The Tanzania-Zambia Railway Authority Board of Directors yesterday reversed the management decision to sack 1,067 rail workers, accused of taking part in an illegal strike.
Tazara Acting Managing Director Ronald Phiri said the authority is reinstating the workers on condition that they resume work while the process of settling their four months’ salary arrears is effected.
Phiri told journalists that the management arrived at the decision after an in-depth discussion with the board.
“The workers have been reinstated and they are supposed to resume work while their salaries are being processed,” he said.
The MD warned that employees who fail to report to their work stations will be considered as having terminated their services with the authority.

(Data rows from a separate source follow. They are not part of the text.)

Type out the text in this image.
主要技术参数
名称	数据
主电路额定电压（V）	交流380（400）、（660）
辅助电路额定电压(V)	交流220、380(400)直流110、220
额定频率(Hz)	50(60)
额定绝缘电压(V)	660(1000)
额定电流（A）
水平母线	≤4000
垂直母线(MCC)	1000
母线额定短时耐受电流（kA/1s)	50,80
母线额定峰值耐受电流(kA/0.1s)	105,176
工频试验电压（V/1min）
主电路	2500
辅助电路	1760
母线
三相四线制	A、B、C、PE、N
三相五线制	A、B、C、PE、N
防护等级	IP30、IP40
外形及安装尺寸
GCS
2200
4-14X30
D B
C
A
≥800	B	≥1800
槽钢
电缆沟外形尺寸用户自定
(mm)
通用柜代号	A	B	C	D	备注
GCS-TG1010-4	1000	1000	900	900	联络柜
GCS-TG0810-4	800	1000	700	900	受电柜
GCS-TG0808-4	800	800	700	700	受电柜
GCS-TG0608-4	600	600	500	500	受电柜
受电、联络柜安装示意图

According to him, the authority was yet to issue dismissal letters when the board changed its decision to sack them. But impeccable sources within the railway authority told this paper that some workers received their letters of dismissal on Wednesday evening, but they were almost immediately retrieved by the management.
Phiri said yesterday that the money for paying the workers has already been deposited in the Tazara account and therefore today all workers would received their one-month salaries through their personal accounts.
The authority needs over USD1.3m to cover the workers’ salaries for one month, but according to the MD the authority cannot raise all the money at once.
Phiri called upon both the governments of Tanzania and Zambia who are the shareholders to subsidise the rail so that it can operate effectively.
Making his apology to Tazara customers, he said the situation would stabilise and things would come to normalcy, urging them to “bank on their rail”.
Everything came to a halt on Friday last week after the employees went on strike for two consecutive days demanding payment of their salary arrears for the months of May, June, July and August this year.
On Tuesday the management descended heavily on them, dismissing almost 70 percent of the authority’s employees with immediate effect.
Those booked for dismissal were 826 workers in Tanzania Cost and Profit Centre, 120 in Dar es Salaam, 53 in Mbeya, 63 at Kongolo Quarry and five at the rail’s construction unit.
The authority also canceled passenger trains and refunded the travelers, claiming that the strike masterminded by leaders of the Tanzanian Railway Workers Union (TRAWU) without declaring their grievances to the management was an illegal act.
In a statement issued by TRAWU secretary general Erasto Kihwele, on Wednesday the employees called upon Prime Minister Mizengo Pinda to intervene so that both sides involved in the dispute could be heard.
Besides, they vowed that they would not leave the authority’s premises unless they were paid all their money including terminal benefits.
Expressing disappointment on Tazara Managing Director Ronald Phiri’s statement given when dismissing the workers, Kihwele said if the authority could pay them their terminal benefits why not pay their monthly salaries instead.
When Tazara workers in Zambia went on strike that took 21 days for similar demands, the management did not take such harsh decision against them, he said in the letter.
An earlier statement issued by Tazara Head of Public Relations, Conrad Simuchile had said that the shareholding governments were aware of the situation and had discussed plans during the last council of ministers’ meeting to ensure that the aithority’s operations are improved and made sustainable through the re-capitalisation.